Keller Quartet at the Library of Congress
By Stephen Brookes • The Washington Post • April 19, 2013
The Library of Congress is known for its provocative concert series, but Thursday night’s performance by the Keller String Quartet — a world-class outfit from Hungary with a gorgeous, hall-filling sound — may have been one of the most intriguing of the season. Focusing on three monumental but intensely personal Russian quartets, the Keller showed just how intimately entwined the pieces were with one another, and with the vast cultural consciousness they share. But this wasn’t some academic exercise in music history — it seemed to throw open a window into the composing mind itself.Alfred SchnittkeThe evening opened boldly with the strange and almost hallucinatory String Quartet No. 3 by Alfred Schnittke. German-born but Russian to his bones, Schnittke delighted in laying bare his musical roots, drawing freely on other composers in his own protean and fiercely original work. And true to form, the quartet’s opening eight bars contain no less than a quote from a Stabat Mater by Lassus, the theme from Beethoven’s monumental Grosse Fuge Op. 133 and the four notes that Shostakovich used as a musical “signature” in his own works — all of which crash and slide and transform into each other with passionate imagination over the next 20 minutes. That may sound gimmicky, but there’s nothing superficial in Schnittke’s quartet, no hint of cheap pastiche: It’s an exploration of musical identity and a work of exhilarating depth and power.

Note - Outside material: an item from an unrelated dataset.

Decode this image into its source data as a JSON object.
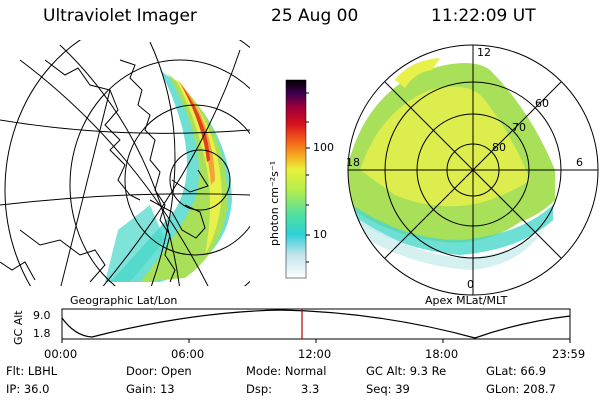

Dimitri ShostakovichPart of that power came from the Keller players themselves, who brought such intensity to the work that it prompted a standing ovation. They followed with an equally weighty work, Shostakovich’s Quartet No. 8 in C minor, Op. 110. One of the most personal, pathos-filled and impossible-to-forget works of the 20th century, it’s a masterpiece of anguish, terror (a barely suppressed shriek seems to run through it) and, ultimately, hope. It needs a delicate balance of compassion and feral bite to make it work, and the Keller brought it off to snarling perfection.
As if to counterbalance all that 20th-century angst, the evening ended with Tchaikovsky’s sweeping Quartet No. 1 in D, Op. 11. It’s a heart-gladdening thing, full of soaring lyricism and ecstatic triumph, with barely a cloud as far as the eye can see. But far from just contrasting with the Schnittke and the Shostakovich, it seemed to deepen their meaning and complete some complex whole — and brought the evening to a satisfying close.
Finally, may we offer quick praise to the unsung author of the evening’s program notes? These are generally a chore to read, padded with Historic Facts About the Composer, venues the performers have previously played and dullish thumb-twiddling on sonata form. But David Plylar, a music specialist at the Library, writes with refreshing thoughtfulness and insight — a real contribution to the concert experience.